Many of the decision making problems that we discussed in the first module are eliminated by the use of models. By creating a formalised structure concerning what information is used and how it is incorporated, the heuristics that can lead to human error are removed as factors. Models confidence intervals can be calculated and calibrated.

I will now illustrate this as it relates to the problem of noise that I discussed in Chapter 16.

17.3.1 Noise

One of the major reasons that models can outperform is the noise in human decision making. Model, in contrast to humans, are typically consistent, returning the same decision each time.

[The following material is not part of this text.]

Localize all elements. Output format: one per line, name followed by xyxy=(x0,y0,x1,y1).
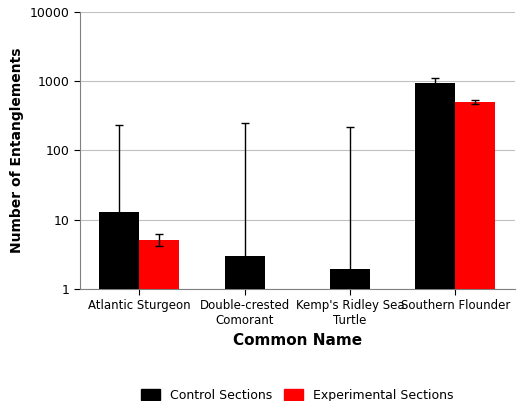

An interesting implication of this difference in consistency is that models designed to predict the decisions of human decision makers typically outperform the decision makers whose decisions are used to develop the model (for example, Goldberg (1970)). When developing a predictive model, you normally develop it using the outcome of interest. For example, if seeking to predict whether a loan applicant will default on a loan, develop a model using long-term borrower outcomes and their characteristics. In a technique called bootstrapping (not to be confused with the statistical term bootstrapping), you don’t use the loan outcomes to develop the model, but rather historic predictions by loan assessors of whether a borrower will default. This use of predicted rather than actual default means that there will be errors in the data on which you are building your model. Despite this, bootstrapping can be effective, largely due to the removal of noise. For example, in one study, models developed from decisions of clinical psychologists tended to outperform most of those same psychologists in differentiating psychotic from neurotic patients.